New optical method promises faster, more accurate diagnosis of breast cancer
A new optical method for more quickly and accurately determining whether breast tissue lesions are cancerous is described by University of Illinois researchers in the Journal of Biomedical Optics, published by SPIE, the international society for optics and photonics.
In "Breast cancer diagnosis using spatial light interference microscopy," published 20 August, University of Illinois at Urbana-Champaign and Chicago researchers Hassaan Majeed, Mikhail Kandel, Kevin Han, Zelun Luo, Virgilia Macias, Krishnarao Tangella, Andre Balla, and Gabriel Popescu report on a quantitative method for diagnosing breast cancer using spatial light interference microscopy (SLIM).

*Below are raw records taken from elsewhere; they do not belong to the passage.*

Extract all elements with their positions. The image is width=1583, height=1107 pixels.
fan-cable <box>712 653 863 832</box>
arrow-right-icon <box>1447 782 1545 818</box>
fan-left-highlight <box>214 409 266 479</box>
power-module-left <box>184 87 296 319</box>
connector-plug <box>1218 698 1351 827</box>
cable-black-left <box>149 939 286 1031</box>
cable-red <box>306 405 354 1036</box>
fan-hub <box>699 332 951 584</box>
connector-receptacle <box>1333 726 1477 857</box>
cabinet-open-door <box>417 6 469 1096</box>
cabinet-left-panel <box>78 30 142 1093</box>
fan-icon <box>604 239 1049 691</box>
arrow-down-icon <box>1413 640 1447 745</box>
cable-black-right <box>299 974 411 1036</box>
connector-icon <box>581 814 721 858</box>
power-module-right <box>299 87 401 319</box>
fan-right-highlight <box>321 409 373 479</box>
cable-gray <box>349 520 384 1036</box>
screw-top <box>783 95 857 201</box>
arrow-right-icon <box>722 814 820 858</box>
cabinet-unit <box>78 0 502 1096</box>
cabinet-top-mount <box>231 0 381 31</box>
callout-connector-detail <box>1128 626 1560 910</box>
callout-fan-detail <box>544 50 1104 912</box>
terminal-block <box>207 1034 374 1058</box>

Because this method is based on quantitative data rather than a subjective assessment, the researchers expect that these preliminary results show the potential of their technique to become the basis for an automated image analysis system that would provide a fast and accurate diagnostic method.
"Conventional methods for diagnosis of breast cancer have several limitations, including observer discrepancy," said YongKeun Park, a professor at KAIST and a guest editor of the special section on Quantitative Phase Imaging in Biomedicine in which the article appears.
When an abnormality in the breast is discovered, standard practice is for the physician to take a tissue biopsy, which is then stained to provide enough contrast for a pathologist to study key features of the tissue under a microscope. The tissue analysis is done manually. Due to variations such as staining intensity and the illumination used, the process does not lend itself to automation.
Manual inspections, however, are subject to investigator bias, and the process is time-consuming. This can, in some cases, result in late diagnosis ? a critical shortcoming given that early diagnosis significantly improves chances of survival.
Using the breast tissue biopsies of 400 different patients, researchers selected two parallel, adjacent sections from each biopsy. One was stained and the other left unstained.
The unstained samples were analyzed using a SLIM module attached to a commercial phase contrast microscope to generate interferograms ? photographic images derived from data based on how the tissue refracts light.
Four interferograms were used to produce one quantitative image showing areas with different refractive properties in different colors. The boundary between tumors and the cells around them were clearly delineated, making it possible to assess whether the tumors were malignant or benign.